String Quartet Describing the Notions of Large Real Bodies / How Can I Tell The Difference? -- two pieces from 1972-3 released on alga marghen a few years ago. String Quartet = one violin multitracked four times, played with the bow held down on bridge with as much pressure as possible and very long (5-10 minute) strokes. this sound fed through gates and doubled with short delays. Difference is two variations on the first piece, performed live in the tunnels on the coast of the Marin Headlands; subtle scrapes and drones join the violins, along with the echoey sounds of a motorcycle rider, far away in another part of the tunnels. A little patience goes a long way with this disc; it's maddening for five minutes, but fantastic after thirty. especially the last track; only one violin, in the tunnel, slowly overwhelmed by rumbling, scraping and eventually a timid electronic organ drone. Definitely the closest precursor to Automatic Writing.

(Jon L), Wednesday, 2 February 2005 07:59 (nineteen years ago) link

haha john I doubt ashley is as a good a dancer as astley :-)

I think I'll go with 'yello man...' and 'atlanta...' for now.
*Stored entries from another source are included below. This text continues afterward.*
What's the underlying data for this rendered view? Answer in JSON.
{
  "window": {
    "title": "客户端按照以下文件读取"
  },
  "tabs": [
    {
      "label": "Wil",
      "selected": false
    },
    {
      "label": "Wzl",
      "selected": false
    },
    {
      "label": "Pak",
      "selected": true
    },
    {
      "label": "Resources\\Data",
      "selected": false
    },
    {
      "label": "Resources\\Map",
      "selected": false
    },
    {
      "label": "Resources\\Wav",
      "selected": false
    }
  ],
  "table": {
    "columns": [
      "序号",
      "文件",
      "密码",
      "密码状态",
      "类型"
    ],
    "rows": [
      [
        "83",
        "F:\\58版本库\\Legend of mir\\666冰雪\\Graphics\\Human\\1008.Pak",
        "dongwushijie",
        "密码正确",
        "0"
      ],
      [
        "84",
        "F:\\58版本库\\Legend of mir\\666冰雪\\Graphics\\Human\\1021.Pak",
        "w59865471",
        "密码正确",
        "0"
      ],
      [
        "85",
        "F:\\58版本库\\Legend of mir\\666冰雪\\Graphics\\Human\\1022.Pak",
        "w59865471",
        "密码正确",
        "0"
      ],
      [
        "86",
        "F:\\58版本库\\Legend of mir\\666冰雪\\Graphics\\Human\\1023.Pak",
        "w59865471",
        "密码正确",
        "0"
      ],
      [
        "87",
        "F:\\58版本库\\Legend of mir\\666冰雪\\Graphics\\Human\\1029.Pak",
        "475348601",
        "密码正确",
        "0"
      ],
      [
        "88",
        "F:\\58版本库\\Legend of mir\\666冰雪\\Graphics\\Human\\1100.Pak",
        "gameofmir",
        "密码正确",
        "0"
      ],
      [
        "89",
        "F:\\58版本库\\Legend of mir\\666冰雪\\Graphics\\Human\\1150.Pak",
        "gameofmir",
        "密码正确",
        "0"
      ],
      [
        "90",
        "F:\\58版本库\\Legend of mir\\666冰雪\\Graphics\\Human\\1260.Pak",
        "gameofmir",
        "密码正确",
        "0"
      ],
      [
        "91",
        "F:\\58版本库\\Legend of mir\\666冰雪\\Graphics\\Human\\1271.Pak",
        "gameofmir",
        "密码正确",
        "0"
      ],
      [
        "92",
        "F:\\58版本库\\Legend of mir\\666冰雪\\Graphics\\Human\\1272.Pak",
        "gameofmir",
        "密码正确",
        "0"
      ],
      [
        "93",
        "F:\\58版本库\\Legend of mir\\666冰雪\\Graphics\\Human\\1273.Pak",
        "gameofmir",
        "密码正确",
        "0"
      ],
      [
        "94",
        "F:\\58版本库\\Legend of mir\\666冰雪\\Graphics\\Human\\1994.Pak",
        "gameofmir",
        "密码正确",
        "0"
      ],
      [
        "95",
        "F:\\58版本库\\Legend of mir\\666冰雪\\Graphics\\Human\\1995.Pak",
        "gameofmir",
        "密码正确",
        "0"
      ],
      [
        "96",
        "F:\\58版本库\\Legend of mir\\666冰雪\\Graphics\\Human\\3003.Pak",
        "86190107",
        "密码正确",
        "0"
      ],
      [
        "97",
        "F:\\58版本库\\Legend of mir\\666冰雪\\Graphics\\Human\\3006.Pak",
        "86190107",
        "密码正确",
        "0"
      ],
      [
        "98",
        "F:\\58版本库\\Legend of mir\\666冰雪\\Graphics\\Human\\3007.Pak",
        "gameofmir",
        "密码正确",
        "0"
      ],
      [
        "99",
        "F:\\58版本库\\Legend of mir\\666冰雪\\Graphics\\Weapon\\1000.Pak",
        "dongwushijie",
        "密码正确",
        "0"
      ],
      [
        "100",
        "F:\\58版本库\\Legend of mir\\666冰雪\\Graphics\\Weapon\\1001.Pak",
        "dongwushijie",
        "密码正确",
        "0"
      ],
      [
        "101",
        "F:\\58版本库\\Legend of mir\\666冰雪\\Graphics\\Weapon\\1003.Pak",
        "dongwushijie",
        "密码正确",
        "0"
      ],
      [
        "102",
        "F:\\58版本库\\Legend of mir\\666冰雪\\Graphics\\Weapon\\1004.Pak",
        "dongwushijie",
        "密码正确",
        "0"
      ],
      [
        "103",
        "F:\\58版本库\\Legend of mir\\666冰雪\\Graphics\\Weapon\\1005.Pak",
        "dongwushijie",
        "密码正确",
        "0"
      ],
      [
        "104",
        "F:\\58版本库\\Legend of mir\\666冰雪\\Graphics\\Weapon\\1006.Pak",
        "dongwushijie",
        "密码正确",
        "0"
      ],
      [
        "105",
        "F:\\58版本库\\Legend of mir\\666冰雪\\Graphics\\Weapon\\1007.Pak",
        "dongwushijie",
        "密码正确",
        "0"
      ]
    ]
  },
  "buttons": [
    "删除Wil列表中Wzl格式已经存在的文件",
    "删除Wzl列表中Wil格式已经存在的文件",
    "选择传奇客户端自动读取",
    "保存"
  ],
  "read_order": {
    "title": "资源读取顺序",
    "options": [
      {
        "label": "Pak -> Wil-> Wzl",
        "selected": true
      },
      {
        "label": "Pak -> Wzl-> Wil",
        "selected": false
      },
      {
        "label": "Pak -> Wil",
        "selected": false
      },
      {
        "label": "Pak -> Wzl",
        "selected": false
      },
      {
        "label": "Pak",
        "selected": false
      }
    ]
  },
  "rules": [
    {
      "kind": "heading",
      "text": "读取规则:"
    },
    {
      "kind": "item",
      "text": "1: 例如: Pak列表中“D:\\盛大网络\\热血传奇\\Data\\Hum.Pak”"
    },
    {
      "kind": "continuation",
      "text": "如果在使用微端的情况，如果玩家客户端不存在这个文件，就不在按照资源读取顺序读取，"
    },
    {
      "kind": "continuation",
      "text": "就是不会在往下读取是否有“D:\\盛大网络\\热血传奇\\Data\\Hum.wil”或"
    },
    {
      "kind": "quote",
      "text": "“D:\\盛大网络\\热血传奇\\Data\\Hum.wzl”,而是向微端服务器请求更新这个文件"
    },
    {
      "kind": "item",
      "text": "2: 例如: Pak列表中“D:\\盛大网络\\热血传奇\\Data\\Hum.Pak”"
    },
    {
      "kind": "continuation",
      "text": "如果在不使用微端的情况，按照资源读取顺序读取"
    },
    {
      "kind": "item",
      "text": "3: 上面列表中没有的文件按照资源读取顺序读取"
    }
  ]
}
(I might do a similar thread on alvin lucier soon - I own 'I am sitting...' and that's it)

'People who lived through these performances have good reason to find 80's noise music boring, this is louder, better, fiercer, more insane in every way.'

it would be awesome to see this live or to see other performers tackle it bcz its an awesome piece of music.

thanks for everyone's comments.

Julio Desouza (jdesouza), Wednesday, 2 February 2005 08:25 (nineteen years ago) link

I saw Ashley's Celestial Excursions at the kitchen last summer and was basically in tears it was so beautiful. I think he's one of the most important composers of the 20th century.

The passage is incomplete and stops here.